The process of getting the visa was really quite simple: first you start by filling out a DS-160 form, and secondly you use the filled form to sign up for an interview at your U.S. embassy, you then pay for the interview, lastly you show up at the embassy for the interview.

As mentioned above filling out the DS-160 form is the first step in applying for a visa. The form is quite long and ask extensive questions about the applicant and family. Some of the required information might take some time to dig up, in particular:

  • All former visits to the U.S.
  • Contact details on a U.S. contact, this can be friends or family in the U.S. or one can possibly enlist the help of some friendly trail angles
  • Approved photo, can be attached digitally Sending the form took several tried for me as it kept giving errors. Suddenly one day it managed to send without any changes, so if you get unexplained errors perhaps try again another day.

Next I booked my embassy interview and at the same time I paid the fee.

Lastly I went to the embassy interview which is where they actually decide if your application is approved or not. There is a lot of documentation one must bring including passport, all documented on the official pages. Besides the required documentation I decided to bring a lot of information regarding my plans for the PCT. This included a rough timeline of the hike, gear list and also information tieing me to Denmark like lease and work contract.

I ended up not needed any of the information as my Visa was approved without any trouble. I imagine the process of getting a Visa varies a lot from country to country so check with your local U.S. Embassy. After the approval my passport which now included a visa was sent to me within a few weeks.

Permits

When I tell people about my plans for hiking the PCT the last thing they expect is that permits are necessary to hike the trail.
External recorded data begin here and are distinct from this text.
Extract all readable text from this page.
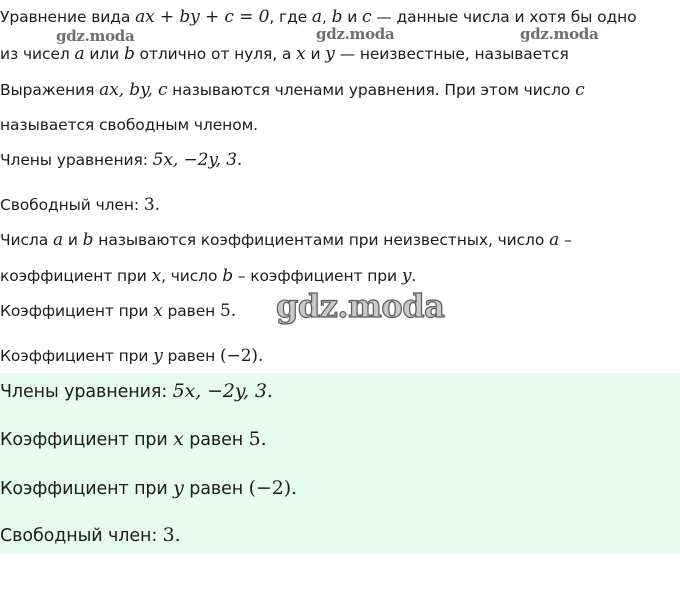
Уравнение вида ax + by + c = 0, где a, b и c — данные числа и хотя бы одно
gdz.moda	gdz.moda	gdz.moda
из чисел a или b отлично от нуля, а x и y — неизвестные, называется
Выражения ax, by, c называются членами уравнения. При этом число c
называется свободным членом.
Члены уравнения: 5x, −2y, 3.
Свободный член: 3.
Числа a и b называются коэффициентами при неизвестных, число a –
коэффициент при x, число b – коэффициент при y.
Коэффициент при x равен 5. gdz.moda
Коэффициент при y равен (−2).
Члены уравнения: 5x, −2y, 3.
Коэффициент при x равен 5.
Коэффициент при y равен (−2).
Свободный член: 3.
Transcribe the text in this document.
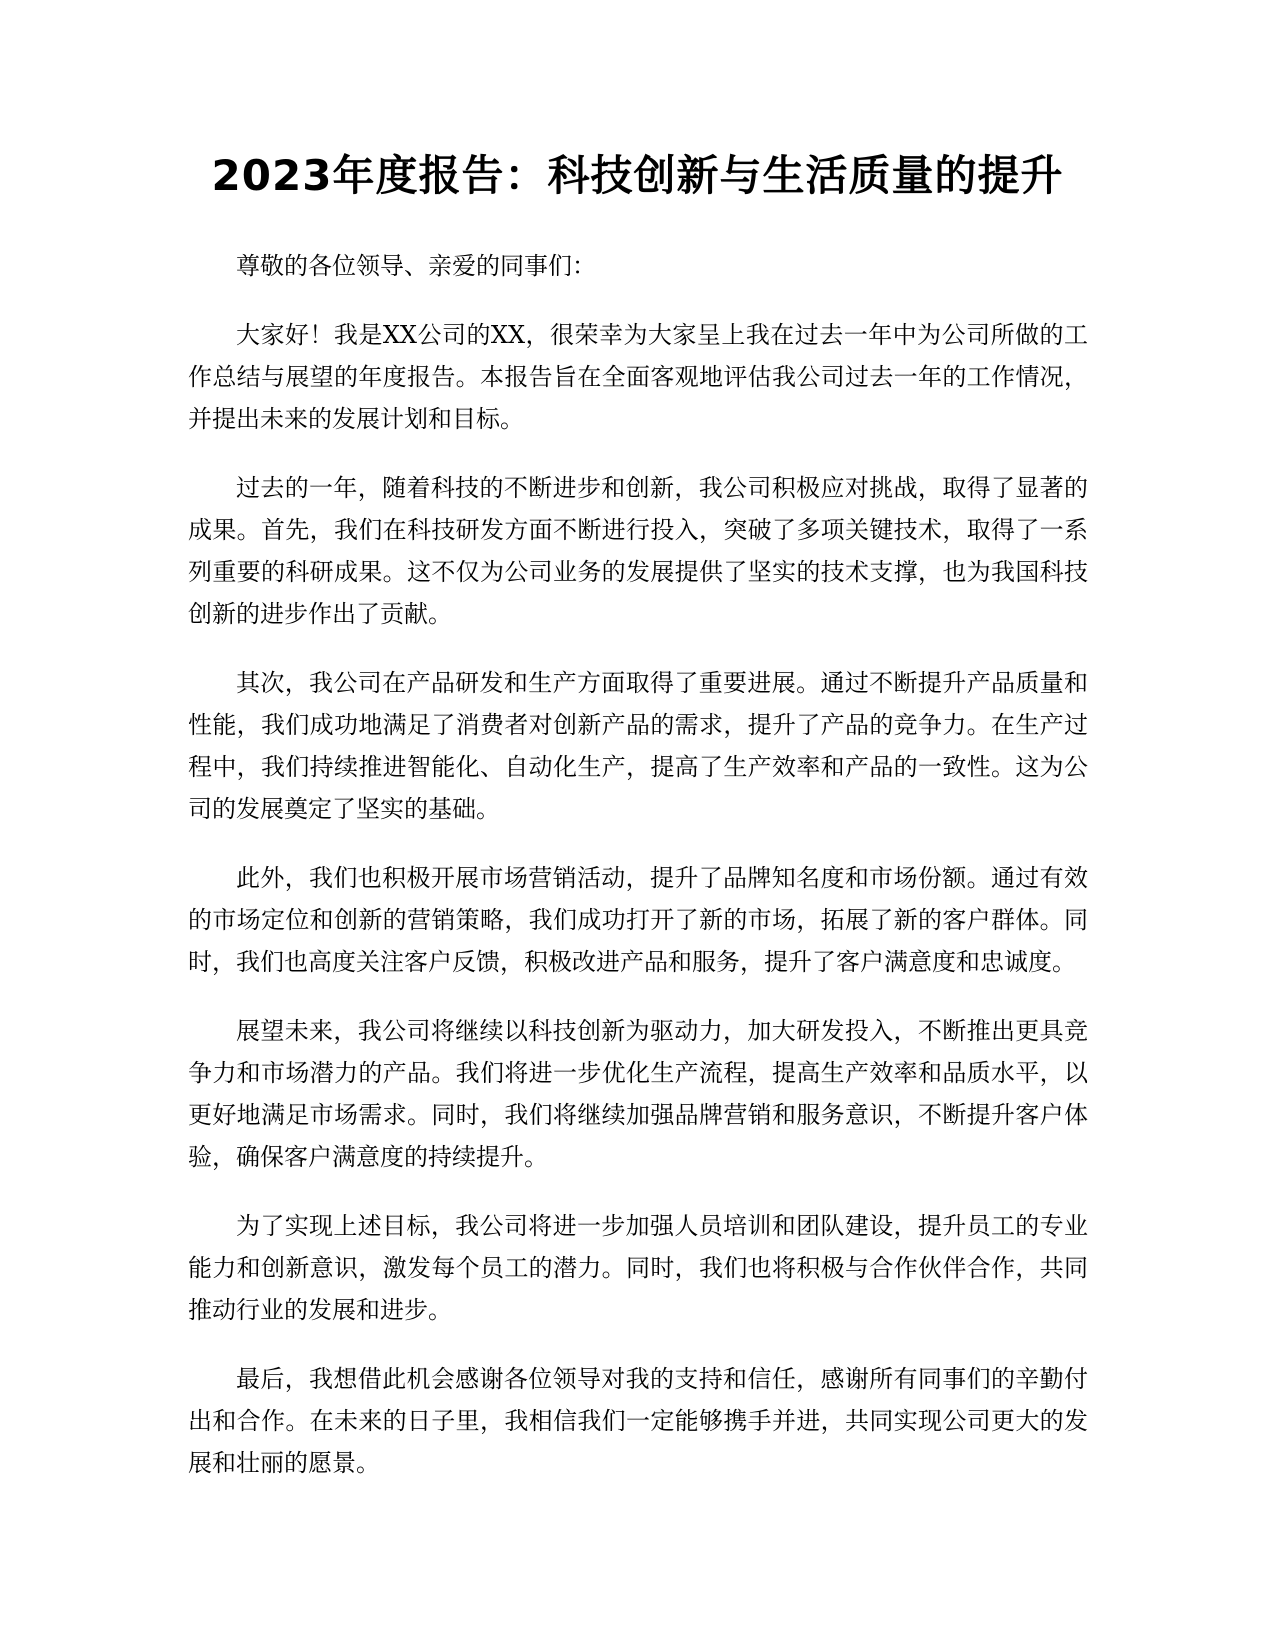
2023年度报告：科技创新与生活质量的提升

尊敬的各位领导、亲爱的同事们：

大家好！我是XX公司的XX，很荣幸为大家呈上我在过去一年中为公司所做的工作总结与展望的年度报告。本报告旨在全面客观地评估我公司过去一年的工作情况，并提出未来的发展计划和目标。

过去的一年，随着科技的不断进步和创新，我公司积极应对挑战，取得了显著的成果。首先，我们在科技研发方面不断进行投入，突破了多项关键技术，取得了一系列重要的科研成果。这不仅为公司业务的发展提供了坚实的技术支撑，也为我国科技创新的进步作出了贡献。

其次，我公司在产品研发和生产方面取得了重要进展。通过不断提升产品质量和性能，我们成功地满足了消费者对创新产品的需求，提升了产品的竞争力。在生产过程中，我们持续推进智能化、自动化生产，提高了生产效率和产品的一致性。这为公司的发展奠定了坚实的基础。

此外，我们也积极开展市场营销活动，提升了品牌知名度和市场份额。通过有效的市场定位和创新的营销策略，我们成功打开了新的市场，拓展了新的客户群体。同时，我们也高度关注客户反馈，积极改进产品和服务，提升了客户满意度和忠诚度。

展望未来，我公司将继续以科技创新为驱动力，加大研发投入，不断推出更具竞争力和市场潜力的产品。我们将进一步优化生产流程，提高生产效率和品质水平，以更好地满足市场需求。同时，我们将继续加强品牌营销和服务意识，不断提升客户体验，确保客户满意度的持续提升。

为了实现上述目标，我公司将进一步加强人员培训和团队建设，提升员工的专业能力和创新意识，激发每个员工的潜力。同时，我们也将积极与合作伙伴合作，共同推动行业的发展和进步。

最后，我想借此机会感谢各位领导对我的支持和信任，感谢所有同事们的辛勤付出和合作。在未来的日子里，我相信我们一定能够携手并进，共同实现公司更大的发展和壮丽的愿景。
The reality however is that certain permits make the hike a lot easier and sometime the permits are strictly necessary.

The main source for information about permits for the PCT is the permits page on the PCTA.

To summarize the following permits are usually acquired by hikers before thru-hiking the PCT:

  • PCT Long-distance Permit: An interagency permit that allows passage through all the national parks the PCT passes through. Furthermore it allows camping outside campgrounds along the PCT.
  • California Fire Permit: Necessary if you want to have campfires in California, campfires are still only permitted in certain places and situations. The permit is acquired through a questionaire.
  • Canada PCT Entry Permit: A permit from the Canadian borger agency to cross into Canada along the PCT. This is probably the most involved permit to get but mine went through without issues.

Luckily I have acquired all the permits for my thru-hike, so I am pretty much ready to go.